With increments at 10°, perhaps?
On with the next stage - cutting up some of the thin brass. The superglue and masking tape trick again...
A more spread out bead of glue this time because I want good adhesion over the whole area. The black line indicates where I'm going to cut it with the bandsaw to get a strip that's mounted on MDF to work with - I want the glue to spread up to there, but not get so far that it spreads onto the adjacent metal.
Clamped down to ensure the glue spreads nicely and nothing moves while it's drying...
Then cut in the bandsaw (about 30mm wide) and clamped in a vice on my small milling machine (a bench drill would work just as well, which wasn't very well as it turned out)...
The tool here is another bit of the 9.5mm diameter rod with an 8mm hole drilled in the end (done on the lathe), and some of the resulting wall shape ground away to make a cutter with a single pointy bit that spins around. The idea is that, when it's brought down onto the brass sheet, it cuts in a circular path, leaving a small disc in the middle. Since the hole in the tool is 8mm, the disc left is also 8mm in diameter.

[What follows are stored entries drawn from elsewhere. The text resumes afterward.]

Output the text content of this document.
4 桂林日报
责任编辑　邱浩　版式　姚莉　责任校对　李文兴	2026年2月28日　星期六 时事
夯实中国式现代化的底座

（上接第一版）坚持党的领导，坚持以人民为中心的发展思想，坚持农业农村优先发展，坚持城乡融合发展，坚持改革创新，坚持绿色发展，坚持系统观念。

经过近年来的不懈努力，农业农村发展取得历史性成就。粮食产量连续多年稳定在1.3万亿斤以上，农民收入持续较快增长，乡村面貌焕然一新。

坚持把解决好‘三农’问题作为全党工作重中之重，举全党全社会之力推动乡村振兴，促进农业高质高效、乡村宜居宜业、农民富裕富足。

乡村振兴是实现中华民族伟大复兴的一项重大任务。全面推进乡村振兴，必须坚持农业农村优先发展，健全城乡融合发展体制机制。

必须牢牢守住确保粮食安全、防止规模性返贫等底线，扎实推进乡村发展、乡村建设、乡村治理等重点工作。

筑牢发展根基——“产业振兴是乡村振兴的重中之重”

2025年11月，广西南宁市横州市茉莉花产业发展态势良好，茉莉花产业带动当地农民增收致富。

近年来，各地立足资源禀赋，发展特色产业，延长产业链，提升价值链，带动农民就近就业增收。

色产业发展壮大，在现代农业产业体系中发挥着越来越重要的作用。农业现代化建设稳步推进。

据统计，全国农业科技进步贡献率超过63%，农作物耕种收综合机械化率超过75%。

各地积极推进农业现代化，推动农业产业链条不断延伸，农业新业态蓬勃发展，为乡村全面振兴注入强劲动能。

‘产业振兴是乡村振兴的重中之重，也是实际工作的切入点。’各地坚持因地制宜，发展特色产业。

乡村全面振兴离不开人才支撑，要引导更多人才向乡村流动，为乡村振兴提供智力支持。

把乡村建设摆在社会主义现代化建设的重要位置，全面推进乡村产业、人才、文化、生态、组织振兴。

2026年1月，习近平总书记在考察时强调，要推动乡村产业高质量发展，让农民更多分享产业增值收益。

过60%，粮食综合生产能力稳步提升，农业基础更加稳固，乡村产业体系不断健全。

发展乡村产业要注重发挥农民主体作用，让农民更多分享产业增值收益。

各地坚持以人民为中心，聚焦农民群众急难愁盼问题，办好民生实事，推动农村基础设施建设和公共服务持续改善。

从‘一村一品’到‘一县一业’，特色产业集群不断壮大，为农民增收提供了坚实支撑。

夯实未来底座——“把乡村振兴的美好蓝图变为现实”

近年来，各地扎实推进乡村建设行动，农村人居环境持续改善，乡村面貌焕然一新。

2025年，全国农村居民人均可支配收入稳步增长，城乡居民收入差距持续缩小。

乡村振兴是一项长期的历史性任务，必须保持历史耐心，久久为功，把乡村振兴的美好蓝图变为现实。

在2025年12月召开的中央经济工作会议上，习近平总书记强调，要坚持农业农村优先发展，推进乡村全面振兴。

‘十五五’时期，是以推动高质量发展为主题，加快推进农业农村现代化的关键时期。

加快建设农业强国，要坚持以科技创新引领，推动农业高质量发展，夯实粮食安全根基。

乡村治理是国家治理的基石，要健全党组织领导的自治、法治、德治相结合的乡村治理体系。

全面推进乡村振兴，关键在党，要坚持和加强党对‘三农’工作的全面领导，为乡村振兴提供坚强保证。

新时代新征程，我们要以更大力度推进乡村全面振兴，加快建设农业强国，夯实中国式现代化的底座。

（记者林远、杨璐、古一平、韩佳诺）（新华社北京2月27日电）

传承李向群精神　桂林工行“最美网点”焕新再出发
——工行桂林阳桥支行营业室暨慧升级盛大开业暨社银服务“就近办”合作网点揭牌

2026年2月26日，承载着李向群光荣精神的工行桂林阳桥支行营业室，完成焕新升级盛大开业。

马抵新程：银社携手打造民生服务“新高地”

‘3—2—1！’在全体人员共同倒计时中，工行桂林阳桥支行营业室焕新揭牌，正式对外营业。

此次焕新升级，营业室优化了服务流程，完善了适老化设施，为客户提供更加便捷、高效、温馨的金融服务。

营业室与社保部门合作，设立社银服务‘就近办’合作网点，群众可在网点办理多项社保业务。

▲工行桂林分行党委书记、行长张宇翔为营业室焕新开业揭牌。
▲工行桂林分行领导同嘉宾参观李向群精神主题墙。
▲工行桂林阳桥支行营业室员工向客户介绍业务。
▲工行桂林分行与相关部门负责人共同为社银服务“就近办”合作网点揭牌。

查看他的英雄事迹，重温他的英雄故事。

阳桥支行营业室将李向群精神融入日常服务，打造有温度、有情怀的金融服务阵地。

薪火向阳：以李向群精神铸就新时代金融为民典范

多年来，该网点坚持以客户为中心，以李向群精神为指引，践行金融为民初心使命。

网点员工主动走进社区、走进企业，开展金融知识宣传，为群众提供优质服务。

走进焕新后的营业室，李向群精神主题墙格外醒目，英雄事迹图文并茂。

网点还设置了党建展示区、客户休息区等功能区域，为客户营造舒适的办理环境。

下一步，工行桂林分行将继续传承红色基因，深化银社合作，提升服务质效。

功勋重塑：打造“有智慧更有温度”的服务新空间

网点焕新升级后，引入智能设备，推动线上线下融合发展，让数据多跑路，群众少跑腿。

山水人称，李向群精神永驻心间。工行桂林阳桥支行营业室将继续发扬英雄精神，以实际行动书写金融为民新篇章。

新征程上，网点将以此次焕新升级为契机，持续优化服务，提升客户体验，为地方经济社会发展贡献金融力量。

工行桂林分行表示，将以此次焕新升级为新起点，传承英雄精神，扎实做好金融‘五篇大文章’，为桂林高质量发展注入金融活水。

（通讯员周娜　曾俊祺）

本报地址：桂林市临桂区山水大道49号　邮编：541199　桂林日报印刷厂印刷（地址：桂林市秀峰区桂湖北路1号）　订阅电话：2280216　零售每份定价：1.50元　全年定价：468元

In reality, it was really a bit fraught. The tool didn't run as well centred as I would have liked because I don't have a 9.5mm collet for the mill - I had to bodge with a 10mm collet and a wrap of the 0.25mm brass around the tool to make up the diameter (2 x 0.25mm thicknesses at the radius = 0.5mm increase in diameter = a supposed 10mm diameter tool-and-brass combination).
It still didn't run very true, and this was a problem during the cutting. As the tool went deeper into the material, its slightly eccentric path was able to impart quite a lot of force onto the edge of the brass sheet outside the cut. This made the sheet move around and the adhesion of the masking tape wasn't enough to hold it down (so I found a limit for the masking tape method, but machining forces can be pretty high). In the end, it was asking too much to cut right through the sheet, especially since it was tending to deform under the cutter.
I got the little discs in the end, but ended up cutting them out with a combination of tin snips and wire cutters (both cantilever types for easy and precise cutting). The indented circles helped a lot as a guide for the cutting. You can see some the cut and uncut discs here...
In the pile of scrap on the left, you can also see the result of the brass sheet parting company from the masking tape - there's a bit with multiple round traces as the cutter hit the metal while it was moving.
As it turned out, tidying them up was fairly easy. I snipped off the remaining thin bits around the edges with some small wire cutters, and then gently tidied up the edges with a fine file...
36 of these ought to be enough for anybody (I certainly don't want to make any more...).
The filing went okay - filing the really thin bits where it had been deformed by the cutter was quite quick, and it slowed down noticeably when the file hit the original 0.25mm thickness.
Certainly the most fiddly and and somewhat frustrating stage of the project so far, not least because the plan with the cutter didn't work out, and not helped by them being so small. I've got a bit more to do with these, but I think I can move onto some other, larger, shapes to be made from the thin brass first. Once they're done, I can look at finishing both the little discs and the other bits at the same time because I expect the techniques I use then will be the same for both (once I work out how to do it).